In young animals of the F2 generation, distinct effects were induced by the experimental diet in the two regions analyzed. Evidence of LP, assessed by a significant increase in TBARS levels, was detected in the SN of EF2 group (0.564 ± 0.02 nmol MDA/mg protein) in comparison with the control group (0.372 ± 0.01 nmol MDA/mg protein, P < 0.05). The magnitude of LP induced by the experimental condition in the SN is about 50% less than that obtained by using 30 μM SNP (1.330 ± 0.220 nmol MDA/mg protein). No difference between the EF2 (0.354 ± 0.005 nmol MDA/mg protein) and the C (0.391 ± 0.083 nmol MDA/mg protein) groups was found in the CS (Figure 2A). A significant increase in t-SOD enzyme activity was found in the CS of the EF2 group (1.074 ± 0.145 U/mg protein) compared to the control group in the absence of pre-treatment with SNP (0.610 ± 0.096 U/mg protein, P < 0.01). Nevertheless, the increase in SOD activity in the EF2 group CS was smaller than that induced by 30 μM SNP in the C group (1.633 ± 0.046 U/mg protein). No difference between the groups was detected for t-SOD activity in the SN (0.741 ± 0.087 and 0.667 ± 0.138 U/mg protein for the EF2 and C groups, respectively) as shown in the Figure 2B. On the other hand, the CAT activity was significantly reduced in the SN of the EF2 group (0.652 ± 0.238 nmol/min/mg protein) compared to the control group (3.159 ± 0.279 nmol/min/mg protein in the control; P < 0.001). No difference between the groups was detected in CAT activity in the CS (4.339 ± 0.217 nmol/min/mg protein and 4.420 ± 0.125 nmol/min/mg protein for the EF2 and C groups, respectively) as shown in Figure 2C. The insert in the Figure 2C shows the H2O2 concentration-dependent manner of the CAT activity in the SN and CS control homogenates obtained as positive controls. As can be observed, at lower concentrations of H2O2, the CAT activity is significantly greater in the CS as compared to SN (p < 0.05) but this difference disappears at higher concentrations.

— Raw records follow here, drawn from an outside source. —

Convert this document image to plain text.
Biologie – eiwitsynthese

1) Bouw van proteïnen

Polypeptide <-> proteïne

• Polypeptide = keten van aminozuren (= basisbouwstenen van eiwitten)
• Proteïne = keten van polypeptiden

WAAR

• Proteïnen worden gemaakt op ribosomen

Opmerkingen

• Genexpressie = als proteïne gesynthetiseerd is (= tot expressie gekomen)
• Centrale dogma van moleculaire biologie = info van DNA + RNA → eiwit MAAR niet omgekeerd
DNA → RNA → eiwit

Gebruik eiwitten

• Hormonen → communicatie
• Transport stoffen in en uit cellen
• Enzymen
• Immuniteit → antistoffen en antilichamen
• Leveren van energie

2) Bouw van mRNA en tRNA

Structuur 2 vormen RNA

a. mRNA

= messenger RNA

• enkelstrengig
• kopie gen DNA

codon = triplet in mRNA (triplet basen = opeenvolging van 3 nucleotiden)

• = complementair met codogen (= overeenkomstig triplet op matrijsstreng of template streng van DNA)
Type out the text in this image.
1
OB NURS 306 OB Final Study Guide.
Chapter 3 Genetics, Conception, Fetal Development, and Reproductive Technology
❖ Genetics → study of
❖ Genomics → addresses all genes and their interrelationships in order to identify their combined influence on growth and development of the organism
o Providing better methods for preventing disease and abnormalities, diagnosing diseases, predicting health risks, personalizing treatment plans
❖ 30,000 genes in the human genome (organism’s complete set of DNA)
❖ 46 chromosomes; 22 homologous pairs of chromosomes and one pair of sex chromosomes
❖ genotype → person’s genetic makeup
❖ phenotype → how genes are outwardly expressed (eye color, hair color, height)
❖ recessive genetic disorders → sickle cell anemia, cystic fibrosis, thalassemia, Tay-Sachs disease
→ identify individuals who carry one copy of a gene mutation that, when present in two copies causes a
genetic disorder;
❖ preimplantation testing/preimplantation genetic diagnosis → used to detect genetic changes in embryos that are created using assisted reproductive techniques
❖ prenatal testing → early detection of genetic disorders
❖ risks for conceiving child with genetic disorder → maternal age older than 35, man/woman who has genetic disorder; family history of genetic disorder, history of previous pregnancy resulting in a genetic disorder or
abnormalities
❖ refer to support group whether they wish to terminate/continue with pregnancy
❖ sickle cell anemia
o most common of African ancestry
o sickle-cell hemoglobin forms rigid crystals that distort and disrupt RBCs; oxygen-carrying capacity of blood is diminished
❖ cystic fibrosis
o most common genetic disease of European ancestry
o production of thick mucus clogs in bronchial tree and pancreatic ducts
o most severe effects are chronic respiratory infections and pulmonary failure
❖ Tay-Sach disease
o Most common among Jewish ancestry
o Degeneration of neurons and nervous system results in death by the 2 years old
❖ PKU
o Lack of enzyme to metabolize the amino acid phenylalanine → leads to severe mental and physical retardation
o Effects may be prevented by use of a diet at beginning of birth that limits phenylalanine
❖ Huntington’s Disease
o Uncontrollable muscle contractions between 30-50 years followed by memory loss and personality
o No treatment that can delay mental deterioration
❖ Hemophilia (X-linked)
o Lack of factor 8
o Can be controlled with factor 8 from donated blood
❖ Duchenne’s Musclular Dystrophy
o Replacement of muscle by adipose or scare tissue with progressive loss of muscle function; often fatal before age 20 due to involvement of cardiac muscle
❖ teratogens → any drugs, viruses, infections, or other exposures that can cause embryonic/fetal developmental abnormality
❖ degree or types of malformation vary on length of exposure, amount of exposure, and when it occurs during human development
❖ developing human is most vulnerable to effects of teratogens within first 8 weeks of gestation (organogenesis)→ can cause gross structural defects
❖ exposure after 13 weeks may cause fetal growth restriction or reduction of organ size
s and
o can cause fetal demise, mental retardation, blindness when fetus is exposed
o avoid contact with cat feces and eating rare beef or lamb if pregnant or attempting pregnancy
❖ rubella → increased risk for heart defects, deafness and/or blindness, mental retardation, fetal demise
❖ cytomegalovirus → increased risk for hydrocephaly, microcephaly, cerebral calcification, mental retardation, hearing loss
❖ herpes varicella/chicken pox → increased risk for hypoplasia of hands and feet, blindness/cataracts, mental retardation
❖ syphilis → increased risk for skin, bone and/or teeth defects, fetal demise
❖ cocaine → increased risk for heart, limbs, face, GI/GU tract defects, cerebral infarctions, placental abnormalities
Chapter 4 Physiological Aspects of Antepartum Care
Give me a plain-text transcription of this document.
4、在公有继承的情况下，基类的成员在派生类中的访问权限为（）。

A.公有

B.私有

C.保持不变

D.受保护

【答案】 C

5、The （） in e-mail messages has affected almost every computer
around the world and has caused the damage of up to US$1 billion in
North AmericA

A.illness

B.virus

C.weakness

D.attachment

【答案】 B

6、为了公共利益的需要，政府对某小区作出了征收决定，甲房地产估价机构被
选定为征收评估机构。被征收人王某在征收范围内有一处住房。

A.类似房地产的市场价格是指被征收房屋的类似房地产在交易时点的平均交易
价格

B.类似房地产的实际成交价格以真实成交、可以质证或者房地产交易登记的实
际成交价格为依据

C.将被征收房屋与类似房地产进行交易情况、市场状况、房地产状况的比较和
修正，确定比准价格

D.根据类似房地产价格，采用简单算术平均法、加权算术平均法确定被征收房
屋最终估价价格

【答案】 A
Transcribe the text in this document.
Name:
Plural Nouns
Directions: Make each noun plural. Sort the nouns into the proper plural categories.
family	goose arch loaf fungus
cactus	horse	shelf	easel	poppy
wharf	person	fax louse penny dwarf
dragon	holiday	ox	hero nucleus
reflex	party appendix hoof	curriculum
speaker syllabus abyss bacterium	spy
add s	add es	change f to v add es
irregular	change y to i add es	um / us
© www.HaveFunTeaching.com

Fluoro-Jade C-positive cell bodies were not detected in the SN or CS in the groups (6 animals/group) of F1 generation (Figure 3A). In the SN of the EF2 group, several FJC-positive cells were seen either in the pars compacta or in the pars reticulata while no labeling was detected in cell bodies of the CS in all animals (n = 6) analyzed (Figure 3B). In the EF2 group (n = 6), the number of FJC-positive cells distributed in the pars compacta and pars reticulata at the middle level of SN changed from 59 to 70 cells and the average number was estimated as 63.8 ± 6.4 cells.
Double fluorescence staining for FJC and TH of a representative EF2 animal is shown in the Figure 4. As can be seen, signals of degeneration were detected in SN dopaminergic and non-dopaminergic neurons either in the pars reticulata or in the pars compacta. Nevertheless, no staining for FJC was found in cell bodies surrounded by TH-positive neuronal terminals in the CS, confirming data obtained using single labeling for FJC (Figure 5).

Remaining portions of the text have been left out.